By Richard Stevens -- Senior Writer/GoLobos.com
Imagine you are a Lobo asked to compete in the pole vault, but there is no bar, no runway, no pit at UNM. Think you have a chance at conference or making the All-MWC team?
OK, imagine you are a Lobo basketball player asked to compete in the MWC Tournament, but there are no hoops to shoot at over in the Davalos Center. Think you might have trouble winning the Mountain West scoring title?
Yeah, tennis players need a court and a net, golfers need a fairway and a green, and place-kickers find that goal posts come in handy with their kicking thing. But does that mean Lobo diver Aubrey Bush needs a 33-foot platform to flip off in order to find glory in her main event?
Maybe not. And maybe Bush's accomplishment at the 2010 Mountain West Conference Swimming & Diving Championships should be a chapter in some "Believe It Or Not" book rather than a mark in a New Mexico record book.
There is no platform for Bush to practice on over in UNM's natatorium. Actually, Lobo diving coach, Abel Sanchez, is aware of no platforms in the state of New Mexico.
So, how do you think Bush did on the platform at the MWC Championships? Well, she won it to become the program's first MWC champion since 2005. She also was named to the All-MWC team on the 3-meter board where she finished third. UNM does have a 3-meter board.
"If we go to a meet and they have a tower, we'll practice," said Bush, a UNM sophomore. "We don't get to practice a lot, but my body is kind of banged up so I probably shouldn't be hitting the water from that height too often.
"When you hit the water spinning, you hit it pretty hard. If you are leaning over when you hit the water and it blasts you in your chest, you can't breathe. But I love it."
Said Sanchez: "Her best board is platform and we don't have a platform. That makes it really difficult."
Ya think? The story of Bush's rise to platform success takes another cute twist here. Bush actually gets to practice on a makeshift platform that Sanchez has thrown together over at the UNM pool.
The platform is a few inches short of the standard 33-foot tower -- about 32 feet, nine inches short. "We have to find other ways to practice," said Sanchez of the 3-inch platform Bush uses to develop takeoff technique.
"We piece it all together here and there and then Aubrey has to climb up there and do the real thing. If we had a platform, I think she'd be contending for a national championship."
Bush probably is behind the NCAA field a bit because that 3-inch platform over at the UNM pool is a tad low. She also is a bit behind the field because the UNM sophomore has been diving less than three years.
Bush's success on the boards has another amazing twist. She jumped from the gymnastic mats into the water the summer before her senior year in high school.
It was a move based on survival as much as it was love of the water or the board. "My body was taking a beating," she said.

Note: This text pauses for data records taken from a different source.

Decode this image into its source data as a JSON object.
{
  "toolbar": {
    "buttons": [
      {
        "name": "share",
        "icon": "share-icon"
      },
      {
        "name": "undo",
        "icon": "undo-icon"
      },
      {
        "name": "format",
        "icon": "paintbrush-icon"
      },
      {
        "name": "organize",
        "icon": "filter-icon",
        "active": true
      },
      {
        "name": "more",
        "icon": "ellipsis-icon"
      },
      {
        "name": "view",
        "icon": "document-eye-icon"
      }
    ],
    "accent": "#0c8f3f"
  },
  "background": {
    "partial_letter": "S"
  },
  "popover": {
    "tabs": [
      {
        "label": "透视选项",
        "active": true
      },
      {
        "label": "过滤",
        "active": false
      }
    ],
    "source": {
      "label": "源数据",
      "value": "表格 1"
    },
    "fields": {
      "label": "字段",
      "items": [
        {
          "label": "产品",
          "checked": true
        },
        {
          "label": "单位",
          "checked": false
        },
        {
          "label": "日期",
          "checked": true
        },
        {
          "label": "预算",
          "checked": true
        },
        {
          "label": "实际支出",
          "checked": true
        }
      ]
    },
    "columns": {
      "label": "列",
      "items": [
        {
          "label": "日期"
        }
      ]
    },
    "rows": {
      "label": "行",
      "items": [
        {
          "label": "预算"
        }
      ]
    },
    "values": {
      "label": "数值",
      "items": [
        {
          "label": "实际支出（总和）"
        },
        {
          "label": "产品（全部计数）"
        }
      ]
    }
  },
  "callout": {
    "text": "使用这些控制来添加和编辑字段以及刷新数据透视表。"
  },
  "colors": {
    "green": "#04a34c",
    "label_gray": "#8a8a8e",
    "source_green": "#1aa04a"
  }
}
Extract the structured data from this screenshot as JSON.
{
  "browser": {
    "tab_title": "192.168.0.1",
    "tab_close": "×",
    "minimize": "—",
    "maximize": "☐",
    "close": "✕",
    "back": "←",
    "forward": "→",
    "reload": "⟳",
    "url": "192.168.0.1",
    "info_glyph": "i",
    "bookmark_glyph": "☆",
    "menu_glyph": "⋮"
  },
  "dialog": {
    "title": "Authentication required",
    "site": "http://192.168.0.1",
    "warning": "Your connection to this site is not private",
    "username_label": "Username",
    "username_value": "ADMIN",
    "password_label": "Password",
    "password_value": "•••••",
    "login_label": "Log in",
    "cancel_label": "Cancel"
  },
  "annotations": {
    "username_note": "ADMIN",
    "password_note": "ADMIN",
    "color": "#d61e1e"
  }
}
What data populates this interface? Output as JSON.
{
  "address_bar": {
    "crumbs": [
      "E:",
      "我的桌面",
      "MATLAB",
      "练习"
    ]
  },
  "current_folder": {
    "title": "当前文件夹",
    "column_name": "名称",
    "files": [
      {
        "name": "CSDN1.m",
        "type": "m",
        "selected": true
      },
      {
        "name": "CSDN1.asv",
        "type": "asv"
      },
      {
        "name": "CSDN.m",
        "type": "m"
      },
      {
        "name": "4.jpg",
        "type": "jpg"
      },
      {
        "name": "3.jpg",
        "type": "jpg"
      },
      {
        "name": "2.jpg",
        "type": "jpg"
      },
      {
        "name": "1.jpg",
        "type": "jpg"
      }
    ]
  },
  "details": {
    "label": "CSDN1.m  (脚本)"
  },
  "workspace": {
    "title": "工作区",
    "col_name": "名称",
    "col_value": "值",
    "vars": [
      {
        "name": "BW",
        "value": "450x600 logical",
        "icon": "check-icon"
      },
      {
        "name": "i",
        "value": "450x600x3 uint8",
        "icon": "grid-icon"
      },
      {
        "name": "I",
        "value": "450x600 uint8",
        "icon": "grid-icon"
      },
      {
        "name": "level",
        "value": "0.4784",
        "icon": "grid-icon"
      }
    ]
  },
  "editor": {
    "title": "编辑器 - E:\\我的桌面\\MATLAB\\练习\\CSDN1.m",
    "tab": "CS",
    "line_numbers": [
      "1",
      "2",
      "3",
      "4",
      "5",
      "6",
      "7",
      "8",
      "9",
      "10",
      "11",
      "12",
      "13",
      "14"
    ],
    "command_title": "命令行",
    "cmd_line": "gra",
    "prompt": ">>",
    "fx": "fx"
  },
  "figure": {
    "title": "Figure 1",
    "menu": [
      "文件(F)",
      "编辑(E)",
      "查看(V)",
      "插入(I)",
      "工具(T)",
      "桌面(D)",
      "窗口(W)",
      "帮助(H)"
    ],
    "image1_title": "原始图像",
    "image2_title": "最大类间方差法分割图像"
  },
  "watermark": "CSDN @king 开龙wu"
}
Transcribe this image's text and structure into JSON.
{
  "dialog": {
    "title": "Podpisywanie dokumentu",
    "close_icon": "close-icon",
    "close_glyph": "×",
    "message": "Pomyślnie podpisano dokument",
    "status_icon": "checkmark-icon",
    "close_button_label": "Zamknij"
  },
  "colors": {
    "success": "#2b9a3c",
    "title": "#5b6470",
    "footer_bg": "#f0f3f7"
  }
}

The beating Bush was taking went from head to toe and didn't miss too many body parts in between. She fractured her head on the bar. She had turf toe from the flips and the poundings on the mat. Her knees, shoulders, back all hurt.
She had more broken noses than she could count, so when her high school swim coach suggested she join the swim team -- Bush jumped at the chance and jumped in the water.
"I needed a way to channel my energy," she said. "I had been in gymnastics for about 12 years. I figured I'd just dive my last year in high school and maybe make it to state. Once I figured out I could do it, it was a new challenge."
"She was horrible. I offered her a scholarship then and there," he said.
Bush said she met Sanchez at her first-ever meet. She said she joined a club team prior to her senior year, "so I wouldn't make a fool of myself during the season. When Abel said, `You ought to come to New Mexico,' I didn't know what to think."
Bush's gymnast skills kicked in that day and Sanchez liked the raw talent he saw. "Her mechanics were bad. She looked horrible," said Sanchez. "I walked over to her mom and asked her if I could recruit her daughter right now, right then.
"Her mom looked at me like I was crazy. I offered Aubrey a scholarship that day. She had the right body type, the strength. You could see she had the potential to be really good. I jumped on it."
You could say Bush has been jumping for the Lobos ever since and, sometimes, even off a platform.